The Quantum Hall Effect and Inter-edge State Tunneling Within a Barrier
B.L. Johnson, A.S. Sachrajda, G. Kirczenow, Y. Feng, R.P. Taylor, L., Henning, J. Wang, P. Zawadzki, and P.T. Coleridge

TL;DR
This paper investigates how a nano-scale incursion into a potential barrier affects conductance in a quantum Hall system, revealing quantized plateaus, minima, and oscillations due to edge and localized state tunneling.
Contribution
It introduces a controllable nano-scale incursion into a quantum Hall barrier and analyzes the resulting tunneling phenomena and conductance features.
Findings
Observation of quantized conductance plateaus.
Identification of minima and oscillations in conductance.

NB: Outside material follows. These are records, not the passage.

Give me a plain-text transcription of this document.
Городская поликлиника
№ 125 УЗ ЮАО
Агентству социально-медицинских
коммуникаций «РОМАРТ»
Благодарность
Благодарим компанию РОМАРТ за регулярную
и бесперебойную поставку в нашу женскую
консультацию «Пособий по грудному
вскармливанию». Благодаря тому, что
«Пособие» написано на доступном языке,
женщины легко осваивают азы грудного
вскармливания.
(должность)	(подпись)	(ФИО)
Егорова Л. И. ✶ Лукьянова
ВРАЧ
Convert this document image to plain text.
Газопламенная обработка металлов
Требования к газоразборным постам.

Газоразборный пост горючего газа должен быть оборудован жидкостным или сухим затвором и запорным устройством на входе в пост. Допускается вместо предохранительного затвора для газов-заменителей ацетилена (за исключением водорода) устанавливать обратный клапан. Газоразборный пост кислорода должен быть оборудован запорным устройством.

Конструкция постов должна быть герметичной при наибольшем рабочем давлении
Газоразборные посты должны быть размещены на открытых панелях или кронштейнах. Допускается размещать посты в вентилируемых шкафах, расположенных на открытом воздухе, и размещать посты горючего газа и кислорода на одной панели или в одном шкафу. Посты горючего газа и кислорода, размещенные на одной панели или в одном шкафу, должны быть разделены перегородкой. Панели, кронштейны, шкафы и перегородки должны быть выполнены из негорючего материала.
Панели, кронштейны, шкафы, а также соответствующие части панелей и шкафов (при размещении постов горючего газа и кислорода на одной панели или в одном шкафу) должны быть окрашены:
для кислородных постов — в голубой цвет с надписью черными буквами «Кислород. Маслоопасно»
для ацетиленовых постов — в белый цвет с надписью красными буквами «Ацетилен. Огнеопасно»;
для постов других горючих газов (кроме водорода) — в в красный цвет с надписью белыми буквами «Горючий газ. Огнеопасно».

Explanation of features as tunneling between edge and localized states.
Abstract
We have introduced a controllable nano-scale incursion into a potential barrier imposed across a two-dimensional electron gas, and report on the phenomena that we observe as the incursion develops. In the quantum Hall regime, the conductance of this system displays quantized plateaus, broad minima and oscillations. We explain these features and their evolution with electrostatic potential geometry and magnetic field as a progression of current patterns formed by tunneling between edge and localized states within the barrier.